HTC unveiled a new phone coming to Sprint in the next couple of months:

NEW YORK (Reuters) - Sprint Nextel, the No.3 U.S. mobile service, is hoping to turn heads next month with the EVO 4G LTE, an HTC Corp phone with an advanced camera, a big screen, a high-speed wireless connection and crisper voice call quality.

While many people have claimed that voice is "dead" in point of fact it is not, and one persistent bug-a-boo with voice quality has been intentional bandwidth "management" by carriers.  CDMA (and W-CDMA) along with GSM carriers have for years "squeezed" voice channels; AT&T for example ran half-rate CODECs basically forever on their GSM voice calls in order to double the available calls they could handle, but at the cost of material voice quality impairment.  CDMA carriers and similar have done the same thing.

The new phone's "high definition" voice quality is likely an LTE-data-based calling enhancement; I've not looked into it yet but it makes sense.  If in fact this is what Sprint and HTC are up to it will be significantly better than what you get now on a mobile voice call and that does matter.

I still use my landline for Blogtalk, for example, and for other times that I actually need to be able to hear the other side (and they me) despite having "unlimited" minutes on my cell.  This is not vanity, it is simply call quality, and I'm on T-Mobile which is the only US carrier that has paid attention to voice call quality in the last decade or so.
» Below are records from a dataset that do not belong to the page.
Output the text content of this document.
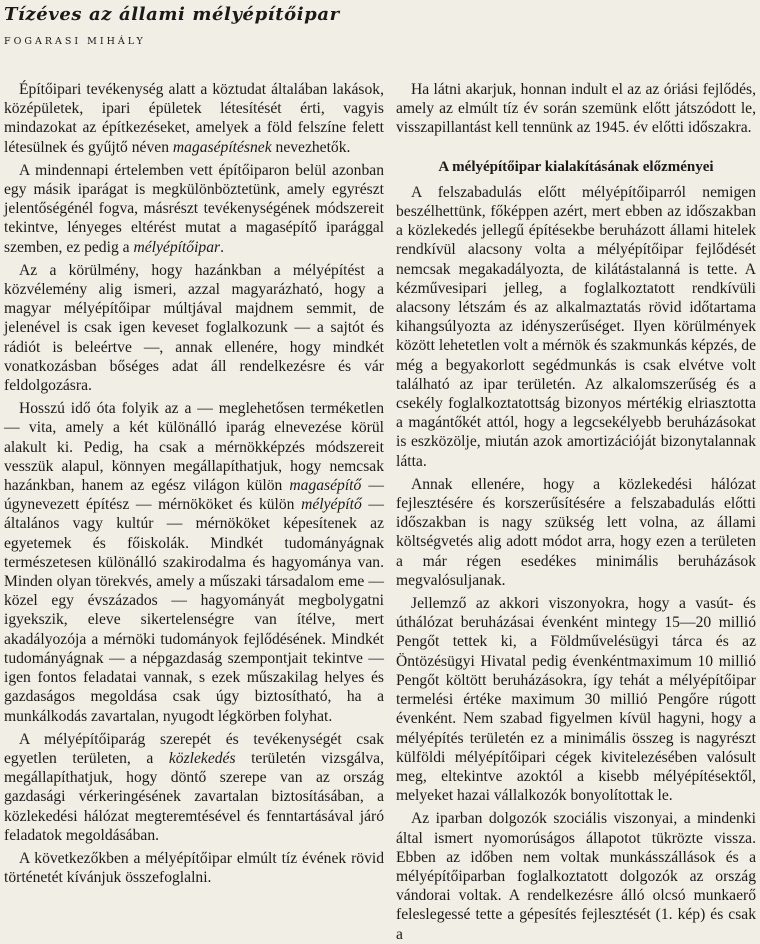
Tízéves az állami mélyépítőipar
FOGARASI MIHÁLY

Építőipari tevékenység alatt a köztudat általában lakások, középületek, ipari épületek létesítését érti, vagyis mindazokat az építkezéseket, amelyek a föld felszíne felett létesülnek és gyűjtő néven magasépítésnek nevezhetők.

A mindennapi értelemben vett építőiparon belül azonban egy másik iparágat is megkülönböztetünk, amely egyrészt jelentőségénél fogva, másrészt tevékenységének módszereit tekintve, lényeges eltérést mutat a magasépítő iparággal szemben, ez pedig a mélyépítőipar.

Az a körülmény, hogy hazánkban a mélyépítést a közvélemény alig ismeri, azzal magyarázható, hogy a magyar mélyépítőipar múltjával majdnem semmit, de jelenével is csak igen keveset foglalkozunk — a sajtót és rádiót is beleértve —, annak ellenére, hogy mindkét vonatkozásban bőséges adat áll rendelkezésre és vár feldolgozásra.

Hosszú idő óta folyik az a — meglehetősen terméketlen — vita, amely a két különálló iparág elnevezése körül alakult ki. Pedig, ha csak a mérnökképzés módszereit vesszük alapul, könnyen megállapíthatjuk, hogy nemcsak hazánkban, hanem az egész világon külön magasépítő — úgynevezett építész — mérnököket és külön mélyépítő — általános vagy kultúr — mérnököket képesítenek az egyetemek és főiskolák. Mindkét tudományágnak természetesen különálló szakirodalma és hagyománya van. Minden olyan törekvés, amely a műszaki társadalom eme — közel egy évszázados — hagyományát megbolygatni igyekszik, eleve sikertelenségre van ítélve, mert akadályozója a mérnöki tudományok fejlődésének. Mindkét tudományágnak — a népgazdaság szempontjait tekintve — igen fontos feladatai vannak, s ezek műszakilag helyes és gazdaságos megoldása csak úgy biztosítható, ha a munkálkodás zavartalan, nyugodt légkörben folyhat.

A mélyépítőiparág szerepét és tevékenységét csak egyetlen területen, a közlekedés területén vizsgálva, megállapíthatjuk, hogy döntő szerepe van az ország gazdasági vérkeringésének zavartalan biztosításában, a közlekedési hálózat megteremtésével és fenntartásával járó feladatok megoldásában.

A következőkben a mélyépítőipar elmúlt tíz évének rövid történetét kívánjuk összefoglalni.

Ha látni akarjuk, honnan indult el az az óriási fejlődés, amely az elmúlt tíz év során szemünk előtt játszódott le, visszapillantást kell tennünk az 1945. év előtti időszakra.

A mélyépítőipar kialakításának előzményei

A felszabadulás előtt mélyépítőiparról nemigen beszélhettünk, főképpen azért, mert ebben az időszakban a közlekedés jellegű építésekbe beruházott állami hitelek rendkívül alacsony volta a mélyépítőipar fejlődését nemcsak megakadályozta, de kilátástalanná is tette. A kézművesipari jelleg, a foglalkoztatott rendkívüli alacsony létszám és az alkalmaztatás rövid időtartama kihangsúlyozta az idényszerűséget. Ilyen körülmények között lehetetlen volt a mérnök és szakmunkás képzés, de még a begyakorlott segédmunkás is csak elvétve volt található az ipar területén. Az alkalomszerűség és a csekély foglalkoztatottság bizonyos mértékig elriasztotta a magántőkét attól, hogy a legcsekélyebb beruházásokat is eszközölje, miután azok amortizációját bizonytalannak látta.

Annak ellenére, hogy a közlekedési hálózat fejlesztésére és korszerűsítésére a felszabadulás előtti időszakban is nagy szükség lett volna, az állami költségvetés alig adott módot arra, hogy ezen a területen a már régen esedékes minimális beruházások megvalósuljanak.

Jellemző az akkori viszonyokra, hogy a vasút- és úthálózat beruházásai évenként mintegy 15—20 millió Pengőt tettek ki, a Földművelésügyi tárca és az Öntözésügyi Hivatal pedig évenkéntmaximum 10 millió Pengőt költött beruházásokra, így tehát a mélyépítőipar termelési értéke maximum 30 millió Pengőre rúgott évenként. Nem szabad figyelmen kívül hagyni, hogy a mélyépítés területén ez a minimális összeg is nagyrészt külföldi mélyépítőipari cégek kivitelezésében valósult meg, eltekintve azoktól a kisebb mélyépítésektől, melyeket hazai vállalkozók bonyolítottak le.

Az iparban dolgozók szociális viszonyai, a mindenki által ismert nyomorúságos állapotot tükrözte vissza. Ebben az időben nem voltak munkásszállások és a mélyépítőiparban foglalkoztatott dolgozók az ország vándorai voltak. A rendelkezésre álló olcsó munkaerő feleslegessé tette a gépesítés fejlesztését (1. kép) és csak a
Unlike AT&T and others they never went to the half-rate CODECs, preferring instead to run full-rate AMR even though it meant their towers could handle fewer calls per cell.

If Sprint has committed to resolving this in favor of voice quality it's a good thing.  The photo features in the new phone are also fairly impressive; multiple exposures with one button press will appeal to many people, especially in a small camera phone where "shake" often ruins a single shot (but one of a series may be good.)
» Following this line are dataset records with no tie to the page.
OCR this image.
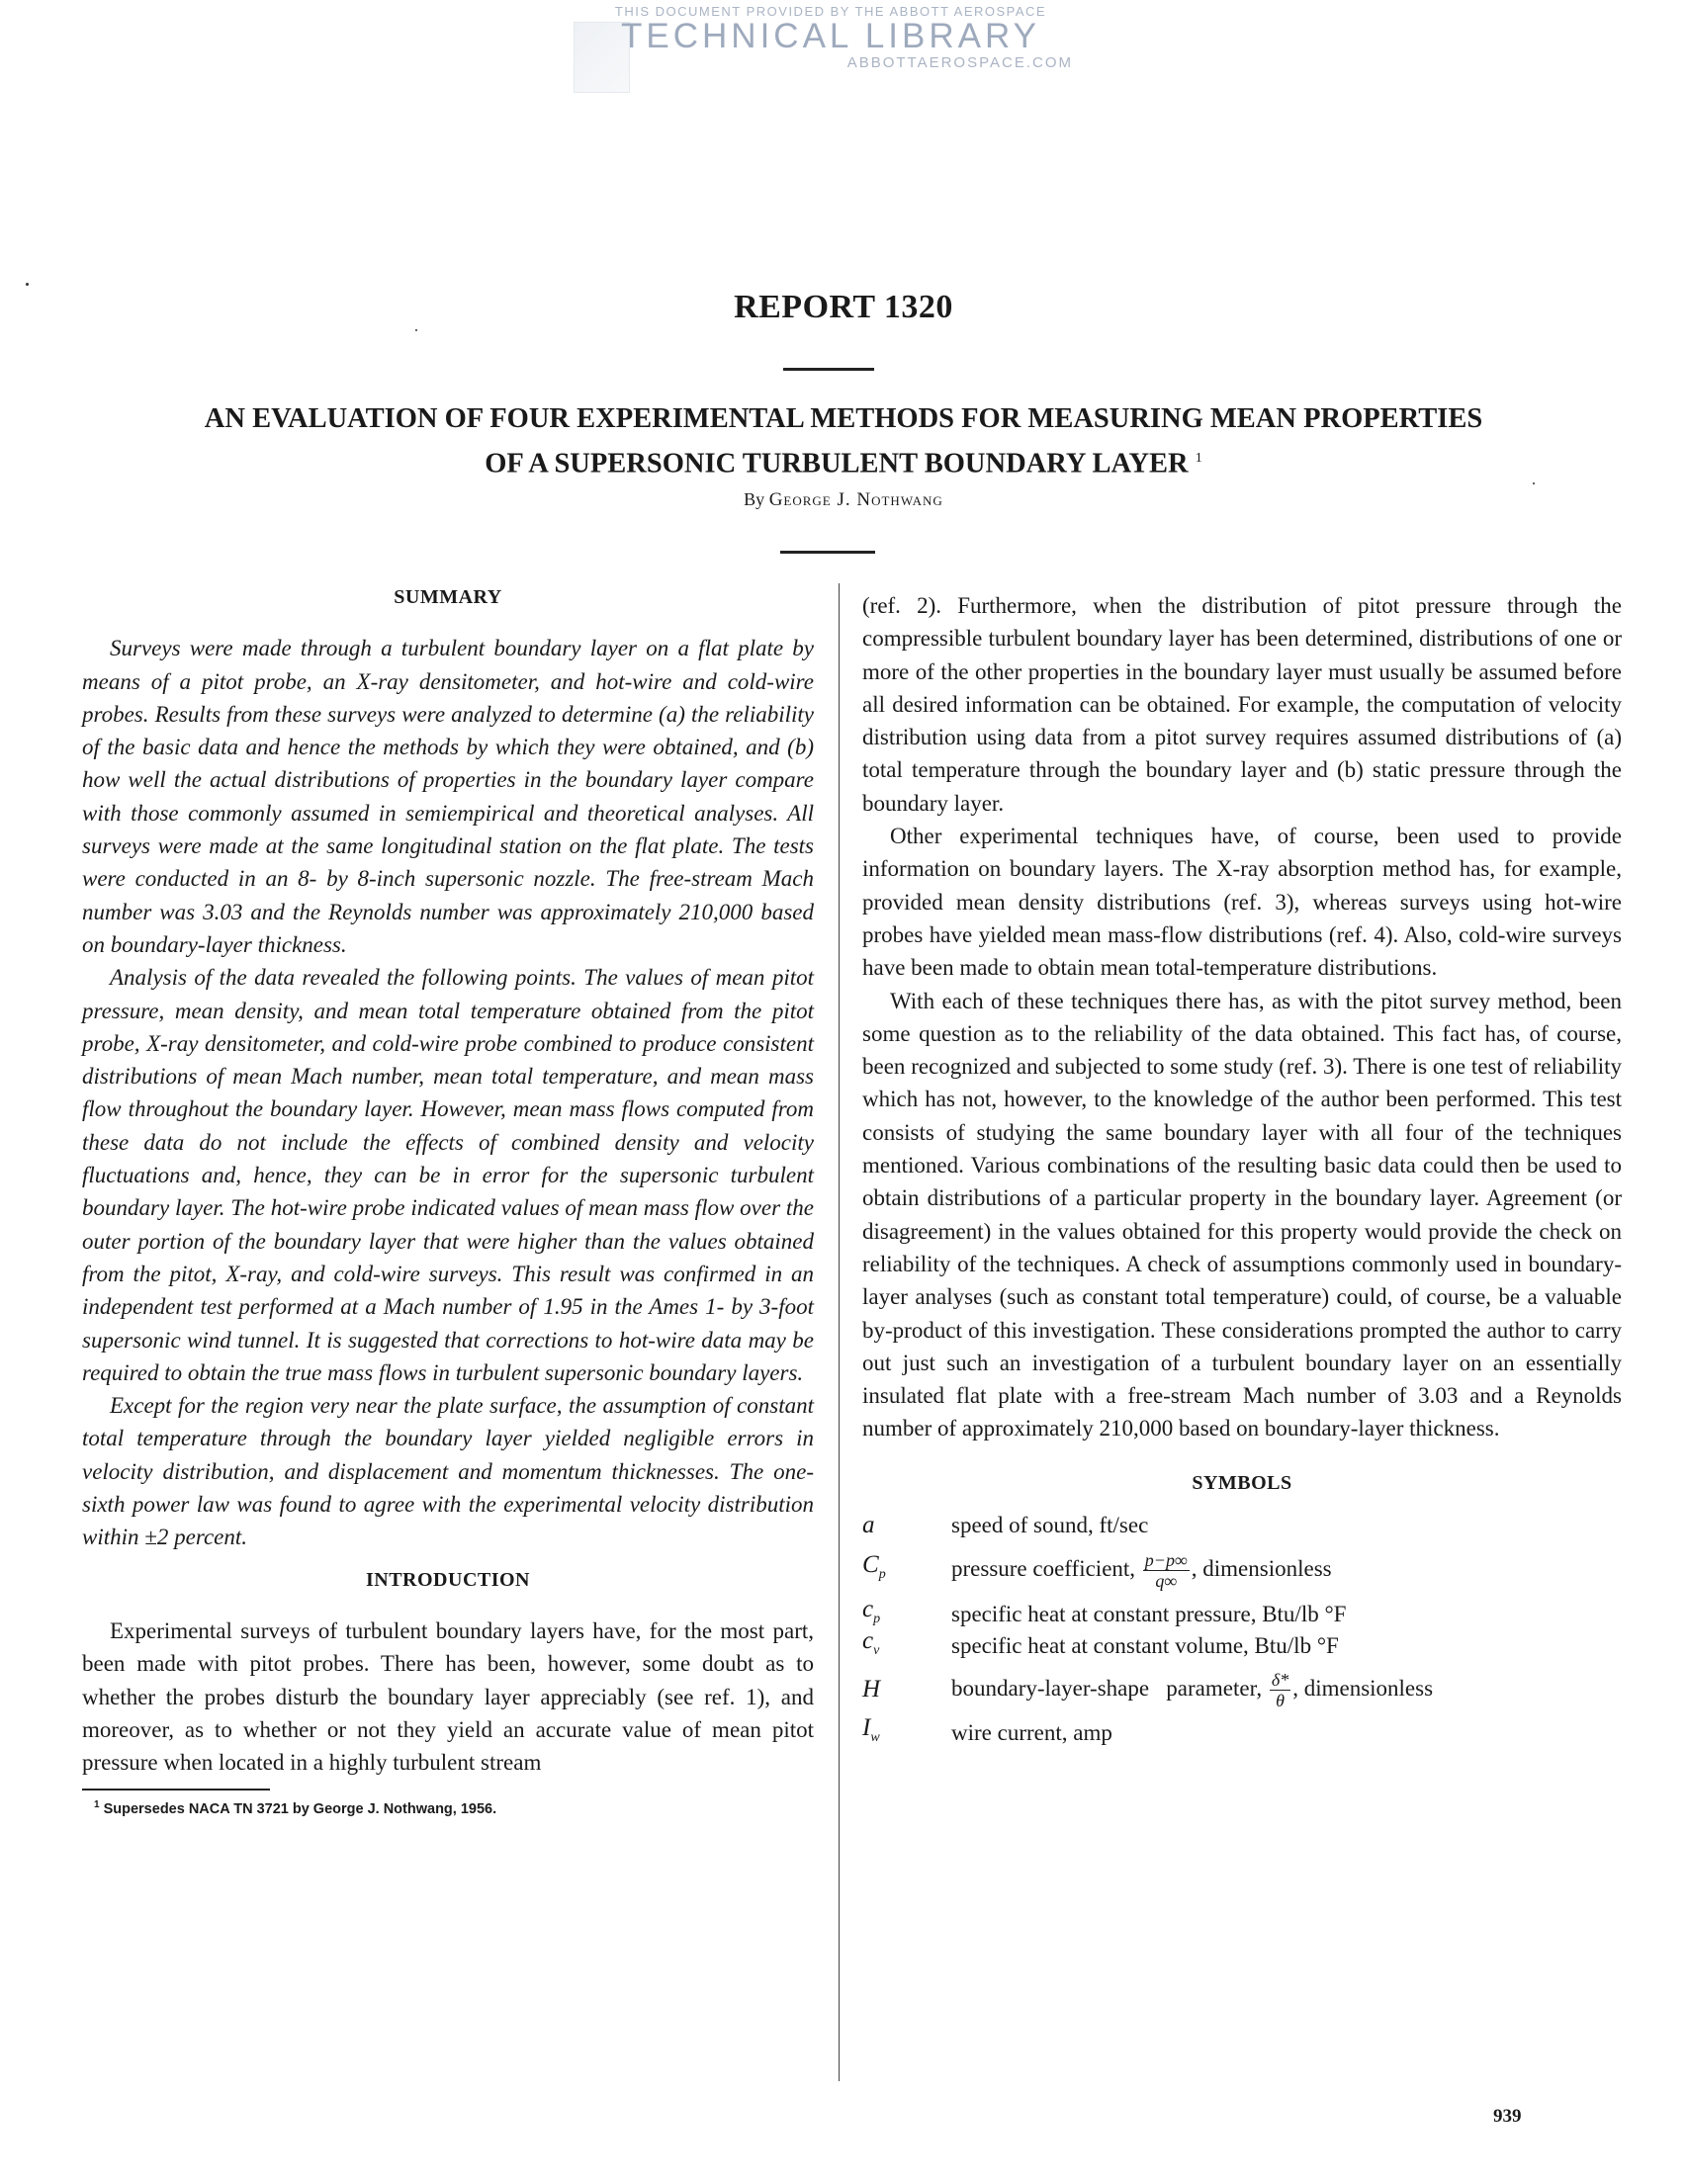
THIS DOCUMENT PROVIDED BY THE ABBOTT AEROSPACE
TECHNICAL LIBRARY
ABBOTTAEROSPACE.COM
REPORT 1320
AN EVALUATION OF FOUR EXPERIMENTAL METHODS FOR MEASURING MEAN PROPERTIES
OF A SUPERSONIC TURBULENT BOUNDARY LAYER $^1$
By George J. Nothwang
SUMMARY

Surveys were made through a turbulent boundary layer on a flat plate by means of a pitot probe, an X-ray densitometer, and hot-wire and cold-wire probes. Results from these surveys were analyzed to determine (a) the reliability of the basic data and hence the methods by which they were obtained, and (b) how well the actual distributions of properties in the boundary layer compare with those commonly assumed in semiempirical and theoretical analyses. All surveys were made at the same longitudinal station on the flat plate. The tests were conducted in an 8- by 8-inch supersonic nozzle. The free-stream Mach number was 3.03 and the Reynolds number was approximately 210,000 based on boundary-layer thickness.

Analysis of the data revealed the following points. The values of mean pitot pressure, mean density, and mean total temperature obtained from the pitot probe, X-ray densitometer, and cold-wire probe combined to produce consistent distributions of mean Mach number, mean total temperature, and mean mass flow throughout the boundary layer. However, mean mass flows computed from these data do not include the effects of combined density and velocity fluctuations and, hence, they can be in error for the supersonic turbulent boundary layer. The hot-wire probe indicated values of mean mass flow over the outer portion of the boundary layer that were higher than the values obtained from the pitot, X-ray, and cold-wire surveys. This result was confirmed in an independent test performed at a Mach number of 1.95 in the Ames 1- by 3-foot supersonic wind tunnel. It is suggested that corrections to hot-wire data may be required to obtain the true mass flows in turbulent supersonic boundary layers.

Except for the region very near the plate surface, the assumption of constant total temperature through the boundary layer yielded negligible errors in velocity distribution, and displacement and momentum thicknesses. The one-sixth power law was found to agree with the experimental velocity distribution within ±2 percent.

INTRODUCTION

Experimental surveys of turbulent boundary layers have, for the most part, been made with pitot probes. There has been, however, some doubt as to whether the probes disturb the boundary layer appreciably (see ref. 1), and moreover, as to whether or not they yield an accurate value of mean pitot pressure when located in a highly turbulent stream

$^1$ Supersedes NACA TN 3721 by George J. Nothwang, 1956.

(ref. 2). Furthermore, when the distribution of pitot pressure through the compressible turbulent boundary layer has been determined, distributions of one or more of the other properties in the boundary layer must usually be assumed before all desired information can be obtained. For example, the computation of velocity distribution using data from a pitot survey requires assumed distributions of (a) total temperature through the boundary layer and (b) static pressure through the boundary layer.

Other experimental techniques have, of course, been used to provide information on boundary layers. The X-ray absorption method has, for example, provided mean density distributions (ref. 3), whereas surveys using hot-wire probes have yielded mean mass-flow distributions (ref. 4). Also, cold-wire surveys have been made to obtain mean total-temperature distributions.

With each of these techniques there has, as with the pitot survey method, been some question as to the reliability of the data obtained. This fact has, of course, been recognized and subjected to some study (ref. 3). There is one test of reliability which has not, however, to the knowledge of the author been performed. This test consists of studying the same boundary layer with all four of the techniques mentioned. Various combinations of the resulting basic data could then be used to obtain distributions of a particular property in the boundary layer. Agreement (or disagreement) in the values obtained for this property would provide the check on reliability of the techniques. A check of assumptions commonly used in boundary-layer analyses (such as constant total temperature) could, of course, be a valuable by-product of this investigation. These considerations prompted the author to carry out just such an investigation of a turbulent boundary layer on an essentially insulated flat plate with a free-stream Mach number of 3.03 and a Reynolds number of approximately 210,000 based on boundary-layer thickness.

SYMBOLS
a	speed of sound, ft/sec
$C_p$	pressure coefficient, $\frac{p-p\infty}{q\infty}$ , dimensionless
$c_p$	specific heat at constant pressure, Btu/lb °F
$c_v$	specific heat at constant volume, Btu/lb °F
H	boundary-layer-shape   parameter, $\frac{\delta*}{\theta}$ , dimensionless
$I_w$	wire current, amp
939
The LTE capability is, of course, also important from a "brand" and "spec" perspective, but I'm less-sold on it in terms of practical application -- unless you're tethering (which Sprint supports), in which case it definitely does matter.

Sprint's stock has barely moved on this, probably due to the influence of the iFanboi craze.  It will be interesting to see how the device plays once launched -- the Evo line in general has been a big seller for Sprint and a driver of their popularity as a carrier.  Advancements in that line and the technology available, especially in voice quality, will continue to add to that appeal.

Disclosure: The author has a speculative long position in Sprint.